Commenting on the result review, IDBI Capital said, "We largely maintain our estimates and have 'Hold' rating with TP of Rs.104 valuing it at 0.9x P/ABV FY23."
Key highlights and investment rationale
Credit growth stable; Deposits growth improved: Loan growth on the overall book remains stable at 2% YoY (2% YoY FY21). While growth ex-corporate segment is at 3% YoY. Its core segment Mortgage has grown by 4.2% while SME segment declined by 7.5% YoY due to cautious approach. AIB book grew by 7% YoY (7.3% YoY FY21); however corporate segment continuous to de-grow (down 6.7%YoY). Overall, Bank will continue to increase the head count in Mortgages and Home loans while expects to grow in the range of 8 -10% in FY22. Deposits grew by 4% YoY led by growth in term deposits (up 4% YoY).
Asset quality deteriorates; Restructuring book at 5.4%: Net restructured standard book stood at Rs 13.7 billion (5.4% of advances) largely from Mortgages, CV and SME/MSME higher than 4% as of FY21. Bank GNPA worsens to 4.9% vs 4.1% QoQ and NNPA at 2.8% vs 2.3% QoQ. Gross slippages stood at 5.15bn for the quarter vs Rs 6.64 billion (full year FY21) and holds lower PCR at 43% (excluding tech w/offs). Apart from this bank hold provisions of Rs3.11bn (1.2% of advances) which provides cushion on P&L. We need to watch out for slippages from restructured book.
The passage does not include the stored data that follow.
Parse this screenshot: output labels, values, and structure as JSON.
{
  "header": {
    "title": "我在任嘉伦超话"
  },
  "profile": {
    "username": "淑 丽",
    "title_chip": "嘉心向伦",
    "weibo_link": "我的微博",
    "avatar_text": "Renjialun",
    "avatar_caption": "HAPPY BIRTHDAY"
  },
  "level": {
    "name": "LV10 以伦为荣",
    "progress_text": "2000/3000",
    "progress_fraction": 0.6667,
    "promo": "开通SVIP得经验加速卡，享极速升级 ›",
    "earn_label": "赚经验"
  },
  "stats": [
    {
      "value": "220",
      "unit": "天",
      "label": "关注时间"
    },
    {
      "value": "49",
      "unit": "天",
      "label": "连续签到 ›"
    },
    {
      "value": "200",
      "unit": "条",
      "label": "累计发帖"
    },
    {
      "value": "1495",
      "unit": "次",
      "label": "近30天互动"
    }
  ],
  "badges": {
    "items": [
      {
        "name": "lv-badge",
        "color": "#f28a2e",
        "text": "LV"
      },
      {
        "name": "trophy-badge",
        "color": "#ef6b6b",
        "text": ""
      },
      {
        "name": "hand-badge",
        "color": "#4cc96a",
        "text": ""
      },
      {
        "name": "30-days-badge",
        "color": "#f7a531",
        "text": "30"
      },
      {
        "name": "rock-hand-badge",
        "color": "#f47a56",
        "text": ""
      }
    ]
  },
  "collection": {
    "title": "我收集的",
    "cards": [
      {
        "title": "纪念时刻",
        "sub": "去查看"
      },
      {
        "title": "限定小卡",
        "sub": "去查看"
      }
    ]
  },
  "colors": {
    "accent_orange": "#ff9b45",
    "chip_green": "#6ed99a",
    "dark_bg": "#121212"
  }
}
NIMs declined QoQ; Cost to income ratio increased: Margins declined on sequential basis led by higher interest reversal. NIMs stood at 3.31% lowest in last several years. However, management guided for improvement in NIMs as cost of deposits to decline. Cost to income ratio continues to decline from highs of 57% in FY19 to 43% in Q3FY21, however increased to 53% in Q1FY22 as operating expenses increased by 18% YoY.